Predicting the Horn-Cattell cognitive factors from personality type
Melodie Krahula (2006)
The relationship between personality and academic achievement has been an area of interest for researchers for many decades. Few studies, however, have examined the basic relationship between personality type and cognitive abilities. The present study investigated personality type as a predictor of cognitive ability using the Myers-Briggs Type Indicator and The Woodcock-Johnson Psycho-Educational Battery-Revised. The feasibility of utilizing the Myers-Briggs Type Indicator in psychoeducational assessment was also explored. Data was obtained from an existing database consisting of 82 adolescents, all of whom were referred for a psychoeducational assessment as a result of academic difficulties. Seven separate regression equations were conducted along with correlational analysis.

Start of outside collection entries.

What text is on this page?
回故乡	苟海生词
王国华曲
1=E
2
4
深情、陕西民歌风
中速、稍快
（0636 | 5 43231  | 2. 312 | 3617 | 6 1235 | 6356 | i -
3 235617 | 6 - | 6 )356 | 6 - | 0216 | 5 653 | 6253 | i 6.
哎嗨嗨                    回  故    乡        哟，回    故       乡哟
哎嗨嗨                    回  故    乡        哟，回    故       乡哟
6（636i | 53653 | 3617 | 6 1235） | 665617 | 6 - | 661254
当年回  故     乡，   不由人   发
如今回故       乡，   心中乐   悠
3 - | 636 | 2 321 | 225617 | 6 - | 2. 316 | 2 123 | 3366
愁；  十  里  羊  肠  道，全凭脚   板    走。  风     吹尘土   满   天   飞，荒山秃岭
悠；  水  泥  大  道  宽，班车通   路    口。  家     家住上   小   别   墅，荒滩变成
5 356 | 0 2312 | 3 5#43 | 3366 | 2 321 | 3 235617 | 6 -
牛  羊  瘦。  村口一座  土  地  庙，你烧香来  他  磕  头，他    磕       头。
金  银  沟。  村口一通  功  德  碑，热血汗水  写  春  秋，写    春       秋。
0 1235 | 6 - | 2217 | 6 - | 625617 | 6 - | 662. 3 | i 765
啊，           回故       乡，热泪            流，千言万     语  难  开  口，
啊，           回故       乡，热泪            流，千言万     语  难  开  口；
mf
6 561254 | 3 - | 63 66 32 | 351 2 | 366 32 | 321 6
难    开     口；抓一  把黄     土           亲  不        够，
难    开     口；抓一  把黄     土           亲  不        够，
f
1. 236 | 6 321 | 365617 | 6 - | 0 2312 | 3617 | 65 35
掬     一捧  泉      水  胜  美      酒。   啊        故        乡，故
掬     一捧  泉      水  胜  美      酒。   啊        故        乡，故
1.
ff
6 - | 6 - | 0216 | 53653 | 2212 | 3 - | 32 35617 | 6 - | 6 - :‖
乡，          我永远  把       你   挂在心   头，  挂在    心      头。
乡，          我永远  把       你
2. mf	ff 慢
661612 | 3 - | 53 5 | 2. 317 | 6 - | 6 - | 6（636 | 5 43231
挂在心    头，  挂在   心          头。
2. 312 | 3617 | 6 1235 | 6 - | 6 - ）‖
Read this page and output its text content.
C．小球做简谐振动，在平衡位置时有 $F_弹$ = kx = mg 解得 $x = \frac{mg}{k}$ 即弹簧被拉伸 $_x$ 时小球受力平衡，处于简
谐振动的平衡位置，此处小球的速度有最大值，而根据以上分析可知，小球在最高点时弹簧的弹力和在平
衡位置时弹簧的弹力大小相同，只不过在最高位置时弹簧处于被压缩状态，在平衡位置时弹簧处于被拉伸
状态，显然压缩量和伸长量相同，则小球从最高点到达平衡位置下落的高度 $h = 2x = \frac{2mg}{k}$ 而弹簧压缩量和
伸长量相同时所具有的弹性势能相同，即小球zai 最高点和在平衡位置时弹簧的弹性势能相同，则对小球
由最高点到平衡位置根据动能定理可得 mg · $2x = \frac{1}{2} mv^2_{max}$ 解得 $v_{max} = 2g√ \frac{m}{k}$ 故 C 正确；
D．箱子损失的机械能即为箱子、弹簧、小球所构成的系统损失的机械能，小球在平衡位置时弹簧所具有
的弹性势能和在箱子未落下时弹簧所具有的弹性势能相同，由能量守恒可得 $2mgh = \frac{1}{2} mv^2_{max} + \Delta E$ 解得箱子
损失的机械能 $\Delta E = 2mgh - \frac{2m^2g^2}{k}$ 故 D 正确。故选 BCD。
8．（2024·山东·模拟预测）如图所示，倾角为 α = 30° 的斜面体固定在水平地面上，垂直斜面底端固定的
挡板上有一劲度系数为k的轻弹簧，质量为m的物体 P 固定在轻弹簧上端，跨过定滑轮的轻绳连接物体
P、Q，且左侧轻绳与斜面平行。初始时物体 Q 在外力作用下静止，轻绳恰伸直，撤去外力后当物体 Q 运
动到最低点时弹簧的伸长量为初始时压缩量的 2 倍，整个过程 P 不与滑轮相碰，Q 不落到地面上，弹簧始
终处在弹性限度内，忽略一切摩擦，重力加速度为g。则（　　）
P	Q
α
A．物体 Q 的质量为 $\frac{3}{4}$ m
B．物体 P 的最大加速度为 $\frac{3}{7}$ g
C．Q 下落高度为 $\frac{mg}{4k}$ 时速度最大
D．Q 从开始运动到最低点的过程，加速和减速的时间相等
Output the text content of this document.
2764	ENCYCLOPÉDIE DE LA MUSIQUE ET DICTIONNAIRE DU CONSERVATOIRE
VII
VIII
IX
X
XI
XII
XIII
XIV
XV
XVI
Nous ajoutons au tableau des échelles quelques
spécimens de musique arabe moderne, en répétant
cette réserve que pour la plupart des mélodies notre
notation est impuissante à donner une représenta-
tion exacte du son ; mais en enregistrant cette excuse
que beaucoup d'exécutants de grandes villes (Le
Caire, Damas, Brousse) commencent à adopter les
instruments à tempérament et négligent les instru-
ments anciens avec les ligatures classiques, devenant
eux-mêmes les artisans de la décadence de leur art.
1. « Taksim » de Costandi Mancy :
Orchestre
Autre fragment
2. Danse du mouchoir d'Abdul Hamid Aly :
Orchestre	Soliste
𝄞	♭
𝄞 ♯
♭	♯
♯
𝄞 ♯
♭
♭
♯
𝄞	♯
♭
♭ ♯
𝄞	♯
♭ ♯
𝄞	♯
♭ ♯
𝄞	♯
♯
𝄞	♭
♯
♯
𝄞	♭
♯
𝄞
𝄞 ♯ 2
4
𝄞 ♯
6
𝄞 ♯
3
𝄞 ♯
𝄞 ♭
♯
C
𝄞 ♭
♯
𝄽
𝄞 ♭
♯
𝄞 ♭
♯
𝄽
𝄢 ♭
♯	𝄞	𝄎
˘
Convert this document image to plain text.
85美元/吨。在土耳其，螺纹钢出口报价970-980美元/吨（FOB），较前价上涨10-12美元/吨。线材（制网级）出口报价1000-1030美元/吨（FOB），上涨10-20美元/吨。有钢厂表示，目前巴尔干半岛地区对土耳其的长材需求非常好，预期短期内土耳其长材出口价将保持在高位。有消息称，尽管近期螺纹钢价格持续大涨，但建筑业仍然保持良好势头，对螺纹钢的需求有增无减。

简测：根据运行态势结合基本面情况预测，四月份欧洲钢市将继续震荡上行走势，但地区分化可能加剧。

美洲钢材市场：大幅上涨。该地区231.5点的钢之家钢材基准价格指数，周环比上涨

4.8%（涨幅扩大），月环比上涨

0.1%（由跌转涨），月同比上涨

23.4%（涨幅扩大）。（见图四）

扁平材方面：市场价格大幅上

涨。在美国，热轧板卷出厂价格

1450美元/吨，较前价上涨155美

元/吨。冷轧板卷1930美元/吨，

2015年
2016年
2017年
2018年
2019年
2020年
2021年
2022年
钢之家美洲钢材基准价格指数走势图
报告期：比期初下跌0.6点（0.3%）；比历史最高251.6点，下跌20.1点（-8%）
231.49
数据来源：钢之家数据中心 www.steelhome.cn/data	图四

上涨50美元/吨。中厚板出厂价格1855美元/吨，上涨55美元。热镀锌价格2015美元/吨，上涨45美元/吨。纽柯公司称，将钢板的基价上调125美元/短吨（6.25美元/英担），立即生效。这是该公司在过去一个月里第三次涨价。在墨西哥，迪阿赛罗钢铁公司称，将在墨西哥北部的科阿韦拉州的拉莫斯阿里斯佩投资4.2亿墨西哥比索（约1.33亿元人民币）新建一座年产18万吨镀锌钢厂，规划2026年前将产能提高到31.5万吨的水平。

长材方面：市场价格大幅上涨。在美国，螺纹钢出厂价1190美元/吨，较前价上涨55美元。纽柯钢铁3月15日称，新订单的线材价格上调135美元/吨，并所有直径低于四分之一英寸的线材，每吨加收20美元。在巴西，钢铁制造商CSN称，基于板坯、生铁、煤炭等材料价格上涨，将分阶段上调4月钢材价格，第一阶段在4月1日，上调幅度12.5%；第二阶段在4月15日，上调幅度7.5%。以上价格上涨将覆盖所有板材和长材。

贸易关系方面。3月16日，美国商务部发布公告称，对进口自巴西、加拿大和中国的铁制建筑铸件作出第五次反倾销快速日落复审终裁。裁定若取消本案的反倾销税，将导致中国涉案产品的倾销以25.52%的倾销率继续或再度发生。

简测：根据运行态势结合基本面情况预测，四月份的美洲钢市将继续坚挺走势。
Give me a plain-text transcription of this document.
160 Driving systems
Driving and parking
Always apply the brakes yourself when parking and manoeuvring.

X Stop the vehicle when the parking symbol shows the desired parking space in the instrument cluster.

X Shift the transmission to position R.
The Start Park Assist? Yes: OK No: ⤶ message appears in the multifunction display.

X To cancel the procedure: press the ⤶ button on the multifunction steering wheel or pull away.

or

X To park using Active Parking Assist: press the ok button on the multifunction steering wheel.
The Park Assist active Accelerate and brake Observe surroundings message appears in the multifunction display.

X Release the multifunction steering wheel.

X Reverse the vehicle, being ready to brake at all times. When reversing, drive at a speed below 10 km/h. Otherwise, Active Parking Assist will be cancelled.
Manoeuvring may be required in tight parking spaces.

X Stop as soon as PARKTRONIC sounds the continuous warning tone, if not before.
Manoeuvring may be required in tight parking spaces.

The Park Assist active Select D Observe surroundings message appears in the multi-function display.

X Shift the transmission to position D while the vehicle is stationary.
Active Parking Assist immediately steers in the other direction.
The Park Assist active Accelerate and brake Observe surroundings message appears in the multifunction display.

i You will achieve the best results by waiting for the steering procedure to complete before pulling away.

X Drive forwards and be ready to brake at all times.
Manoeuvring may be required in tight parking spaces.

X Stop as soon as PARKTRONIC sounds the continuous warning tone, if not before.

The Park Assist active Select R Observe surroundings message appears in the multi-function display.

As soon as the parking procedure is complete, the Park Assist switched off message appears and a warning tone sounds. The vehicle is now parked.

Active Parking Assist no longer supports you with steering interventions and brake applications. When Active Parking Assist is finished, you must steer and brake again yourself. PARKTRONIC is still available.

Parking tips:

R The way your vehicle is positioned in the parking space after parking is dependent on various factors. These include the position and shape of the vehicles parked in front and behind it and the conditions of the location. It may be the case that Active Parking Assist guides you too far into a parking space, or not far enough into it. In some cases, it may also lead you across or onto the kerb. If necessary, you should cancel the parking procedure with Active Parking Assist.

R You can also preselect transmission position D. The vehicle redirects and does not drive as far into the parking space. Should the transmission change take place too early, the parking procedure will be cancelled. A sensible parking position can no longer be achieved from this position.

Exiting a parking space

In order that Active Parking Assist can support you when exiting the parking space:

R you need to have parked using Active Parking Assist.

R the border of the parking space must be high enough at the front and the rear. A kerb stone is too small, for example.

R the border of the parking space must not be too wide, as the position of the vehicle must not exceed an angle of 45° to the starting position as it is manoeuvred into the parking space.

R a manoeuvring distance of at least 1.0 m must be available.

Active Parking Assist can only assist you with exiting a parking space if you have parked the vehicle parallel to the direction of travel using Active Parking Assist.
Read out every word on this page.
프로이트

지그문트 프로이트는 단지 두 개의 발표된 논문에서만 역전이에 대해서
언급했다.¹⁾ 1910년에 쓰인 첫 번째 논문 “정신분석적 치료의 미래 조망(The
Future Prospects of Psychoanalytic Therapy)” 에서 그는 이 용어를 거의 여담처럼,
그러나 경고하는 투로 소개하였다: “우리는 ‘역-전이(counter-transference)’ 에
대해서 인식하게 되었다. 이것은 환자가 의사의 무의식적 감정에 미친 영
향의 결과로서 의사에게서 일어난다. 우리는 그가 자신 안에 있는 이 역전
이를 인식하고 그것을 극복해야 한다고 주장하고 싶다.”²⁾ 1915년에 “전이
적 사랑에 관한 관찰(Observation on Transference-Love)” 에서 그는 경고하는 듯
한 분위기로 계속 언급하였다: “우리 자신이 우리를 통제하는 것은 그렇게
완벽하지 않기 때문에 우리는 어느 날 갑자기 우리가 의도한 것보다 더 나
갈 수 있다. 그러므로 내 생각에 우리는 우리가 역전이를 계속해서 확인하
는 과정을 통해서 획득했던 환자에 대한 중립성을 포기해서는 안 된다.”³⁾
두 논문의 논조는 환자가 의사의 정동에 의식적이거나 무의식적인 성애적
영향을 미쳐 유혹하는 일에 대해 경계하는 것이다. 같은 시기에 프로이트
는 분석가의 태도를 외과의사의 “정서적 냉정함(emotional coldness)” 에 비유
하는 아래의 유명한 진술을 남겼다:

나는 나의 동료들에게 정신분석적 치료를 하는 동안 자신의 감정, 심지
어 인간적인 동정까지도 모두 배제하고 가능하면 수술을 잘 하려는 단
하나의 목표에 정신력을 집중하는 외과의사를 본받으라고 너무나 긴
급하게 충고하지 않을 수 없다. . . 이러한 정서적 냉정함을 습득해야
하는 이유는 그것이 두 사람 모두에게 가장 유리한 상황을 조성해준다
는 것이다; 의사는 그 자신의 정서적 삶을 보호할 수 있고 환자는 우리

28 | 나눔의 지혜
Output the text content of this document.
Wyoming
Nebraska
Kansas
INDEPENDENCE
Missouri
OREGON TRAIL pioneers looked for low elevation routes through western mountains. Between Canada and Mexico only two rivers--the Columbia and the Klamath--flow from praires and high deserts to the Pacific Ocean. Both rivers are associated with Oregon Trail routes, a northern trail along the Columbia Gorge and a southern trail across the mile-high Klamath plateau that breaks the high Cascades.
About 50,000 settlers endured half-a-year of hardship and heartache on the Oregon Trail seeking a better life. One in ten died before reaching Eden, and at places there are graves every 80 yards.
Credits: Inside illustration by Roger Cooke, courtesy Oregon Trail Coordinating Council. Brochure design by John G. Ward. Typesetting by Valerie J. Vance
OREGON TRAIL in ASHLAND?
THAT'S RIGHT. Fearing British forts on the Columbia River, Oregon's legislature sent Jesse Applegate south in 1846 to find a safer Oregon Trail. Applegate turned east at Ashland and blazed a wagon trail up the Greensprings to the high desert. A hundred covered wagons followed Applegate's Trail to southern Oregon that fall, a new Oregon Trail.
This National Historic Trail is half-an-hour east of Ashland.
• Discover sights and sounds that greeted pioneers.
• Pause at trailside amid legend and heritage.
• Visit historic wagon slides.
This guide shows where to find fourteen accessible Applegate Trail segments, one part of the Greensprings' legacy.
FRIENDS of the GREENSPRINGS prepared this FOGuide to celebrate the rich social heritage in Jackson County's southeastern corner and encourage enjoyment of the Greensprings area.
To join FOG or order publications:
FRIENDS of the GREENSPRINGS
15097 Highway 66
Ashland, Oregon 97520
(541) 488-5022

Correlational data showed the Myers-Briggs' Extraversion-Introversion dimension positively related to the WJR Visual Processing cognitive factor. The Sensing-Intuition scale negatively correlated with Comprehension Knowledge while Judging-Perception scores correlated negatively with Visual Processing. The Thinking-Feeling dimension of the Myers-Briggs was not correlated with any of the seven broad cognitive factors. Results of Regression analysis showed only one of the seven regression models achieved significance at the .05 level. The Myers-Briggs personality dimensions collectively accounted for 16.4% of the variability in the Visual Processing cognitive factor of the WJR. This was a modest but significant non-cognitive contribution in the prediction of this one cognitive factor. The results of the study add to the knowledge base in the area of personality and cognitive ability/achievement. However, based on its limited ability to predict the seven broad cognitive factors of the Woodcock-Johnson-Revised, the study offered limited support for the use of The Myers-Briggs Type Indicator as an early intervention measure in psychoeducational assessment. The best use of the Myers-Briggs in psychoeducational assessment maybe in helping students understand their preferred type with both its strengths and weaknesses. Myers-Briggs Type results can help students become aware of how they process information and make decisions, allowing them to adapt new learning strategies in the classroom to aid in achieving academic success.